The Prophet of Urban Doom Says New York Still Has a Chance

“In a best-case scenario, we remove 30 or 40 percent of the office stock in New York City, turn it into wonderful housing. New York City has all these great amenities, it’s a wonderful place where young people want to live, regardless of where they work.” He imagined people telecommuting to jobs in other parts of the country by day, then convening at bars in the Village by night. “That to me is the vision of New York City,” he said.

There are impediments to such a scenario, including the prohibitive costs of converting offices to apartments and zoning restrictions that bar residential construction in much of Midtown. In December, Mayor Eric Adams and Gov. Kathy Hochul announced a 40-point plan that included removing barriers to converting older office buildings to housing.

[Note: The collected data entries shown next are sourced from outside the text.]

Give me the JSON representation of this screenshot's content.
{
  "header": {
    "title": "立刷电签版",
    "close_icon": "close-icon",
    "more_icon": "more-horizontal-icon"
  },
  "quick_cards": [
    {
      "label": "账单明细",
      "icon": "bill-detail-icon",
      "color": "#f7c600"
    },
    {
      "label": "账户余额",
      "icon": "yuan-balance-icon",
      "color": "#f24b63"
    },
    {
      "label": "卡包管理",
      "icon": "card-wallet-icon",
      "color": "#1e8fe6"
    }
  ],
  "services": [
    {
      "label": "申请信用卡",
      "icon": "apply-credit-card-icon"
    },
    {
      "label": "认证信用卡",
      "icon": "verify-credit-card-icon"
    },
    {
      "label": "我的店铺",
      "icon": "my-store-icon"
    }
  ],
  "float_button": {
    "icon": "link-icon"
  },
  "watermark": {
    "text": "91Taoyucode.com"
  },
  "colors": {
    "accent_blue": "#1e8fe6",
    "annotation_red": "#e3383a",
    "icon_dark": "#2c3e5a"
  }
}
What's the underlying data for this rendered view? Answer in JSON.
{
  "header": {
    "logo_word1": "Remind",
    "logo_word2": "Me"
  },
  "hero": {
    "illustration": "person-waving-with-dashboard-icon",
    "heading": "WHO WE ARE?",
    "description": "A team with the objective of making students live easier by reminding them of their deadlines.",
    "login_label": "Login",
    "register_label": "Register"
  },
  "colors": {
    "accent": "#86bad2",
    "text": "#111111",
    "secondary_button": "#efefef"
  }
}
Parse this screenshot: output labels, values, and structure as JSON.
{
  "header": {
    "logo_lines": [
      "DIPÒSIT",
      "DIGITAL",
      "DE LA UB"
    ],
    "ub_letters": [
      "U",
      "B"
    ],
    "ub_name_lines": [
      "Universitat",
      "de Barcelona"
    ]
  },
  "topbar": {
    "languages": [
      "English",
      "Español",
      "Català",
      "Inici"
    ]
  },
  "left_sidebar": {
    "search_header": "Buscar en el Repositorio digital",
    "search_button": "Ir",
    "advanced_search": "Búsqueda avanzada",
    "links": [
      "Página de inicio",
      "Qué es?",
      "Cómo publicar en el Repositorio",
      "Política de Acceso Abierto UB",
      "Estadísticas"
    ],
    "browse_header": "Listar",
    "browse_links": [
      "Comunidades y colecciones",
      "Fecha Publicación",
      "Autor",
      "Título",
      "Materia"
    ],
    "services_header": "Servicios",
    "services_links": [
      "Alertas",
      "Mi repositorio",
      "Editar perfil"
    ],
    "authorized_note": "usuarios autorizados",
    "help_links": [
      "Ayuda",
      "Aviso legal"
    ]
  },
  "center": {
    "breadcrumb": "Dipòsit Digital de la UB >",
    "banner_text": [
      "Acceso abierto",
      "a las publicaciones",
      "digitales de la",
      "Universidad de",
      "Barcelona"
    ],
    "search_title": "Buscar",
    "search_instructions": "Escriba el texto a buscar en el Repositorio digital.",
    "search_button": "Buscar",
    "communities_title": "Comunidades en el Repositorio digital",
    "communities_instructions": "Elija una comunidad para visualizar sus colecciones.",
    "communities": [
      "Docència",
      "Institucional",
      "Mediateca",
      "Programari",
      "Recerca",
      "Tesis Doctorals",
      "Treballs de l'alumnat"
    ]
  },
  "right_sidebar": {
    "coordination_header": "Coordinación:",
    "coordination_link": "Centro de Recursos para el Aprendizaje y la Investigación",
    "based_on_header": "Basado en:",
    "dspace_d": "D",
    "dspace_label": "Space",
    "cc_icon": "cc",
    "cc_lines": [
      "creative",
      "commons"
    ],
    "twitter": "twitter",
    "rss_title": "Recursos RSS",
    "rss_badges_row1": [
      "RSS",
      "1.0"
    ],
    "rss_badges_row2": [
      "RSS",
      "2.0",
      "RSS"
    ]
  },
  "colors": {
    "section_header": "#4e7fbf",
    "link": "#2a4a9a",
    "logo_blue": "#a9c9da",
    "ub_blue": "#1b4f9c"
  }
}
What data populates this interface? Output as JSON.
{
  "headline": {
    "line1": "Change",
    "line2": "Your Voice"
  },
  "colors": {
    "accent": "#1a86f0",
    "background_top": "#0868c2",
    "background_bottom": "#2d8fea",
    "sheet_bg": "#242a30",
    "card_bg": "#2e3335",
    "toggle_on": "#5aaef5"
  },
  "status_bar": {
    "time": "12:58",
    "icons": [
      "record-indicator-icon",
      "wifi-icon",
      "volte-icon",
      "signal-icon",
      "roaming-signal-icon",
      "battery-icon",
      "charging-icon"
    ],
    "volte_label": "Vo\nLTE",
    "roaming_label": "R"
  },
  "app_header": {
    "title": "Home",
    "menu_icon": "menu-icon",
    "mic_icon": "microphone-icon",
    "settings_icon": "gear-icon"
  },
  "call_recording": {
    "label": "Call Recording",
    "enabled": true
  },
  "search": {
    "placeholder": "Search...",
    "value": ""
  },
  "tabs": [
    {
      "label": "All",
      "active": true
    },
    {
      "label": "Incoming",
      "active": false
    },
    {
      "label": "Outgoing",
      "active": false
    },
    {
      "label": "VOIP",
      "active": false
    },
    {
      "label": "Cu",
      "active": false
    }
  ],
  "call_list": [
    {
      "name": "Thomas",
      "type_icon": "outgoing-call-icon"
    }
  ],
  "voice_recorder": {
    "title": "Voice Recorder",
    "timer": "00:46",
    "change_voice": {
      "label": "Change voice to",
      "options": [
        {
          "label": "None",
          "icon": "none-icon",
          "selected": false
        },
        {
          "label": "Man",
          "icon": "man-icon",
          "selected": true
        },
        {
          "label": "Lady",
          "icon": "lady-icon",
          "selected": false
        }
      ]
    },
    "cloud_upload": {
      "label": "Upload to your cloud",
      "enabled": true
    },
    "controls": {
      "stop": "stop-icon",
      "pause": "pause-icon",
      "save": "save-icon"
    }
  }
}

Not all economists agree that remote work signals doom for New York. Edward Glaeser, a Harvard economics professor who grew up in New York in the 1970s, knows what urban collapse looks like. He said the city was in a down cycle, but not a doom loop.

“The history of New York is one of continued resilience under duress,” he said. “New York has done this extremely well for centuries. The things we went through in the ’60s and ’70s, when the crime rate was much higher than it is now, when the shock to the core industrial structure of the city was much more extreme — this doesn’t feel like it’s that big a deal.”

And the city is still a prime destination for new college graduates seeking fortune and mates, said Kathryn S. Wylde, president of the Partnership for New York City, a business advocacy group. No one wants a future of celibate telecommuting.

“Blight precedes resurgence in New York City,” she said, adding that the city created 32,000 new businesses last year, mostly in Brooklyn and Queens. If Midtown Manhattan is suffering, other parts of the city are surging, she said.

And even in Midtown, she noted that at Mr. Kravis’s firm, KKR & Co., employees are back in the office five days a week — in Hudson Yards.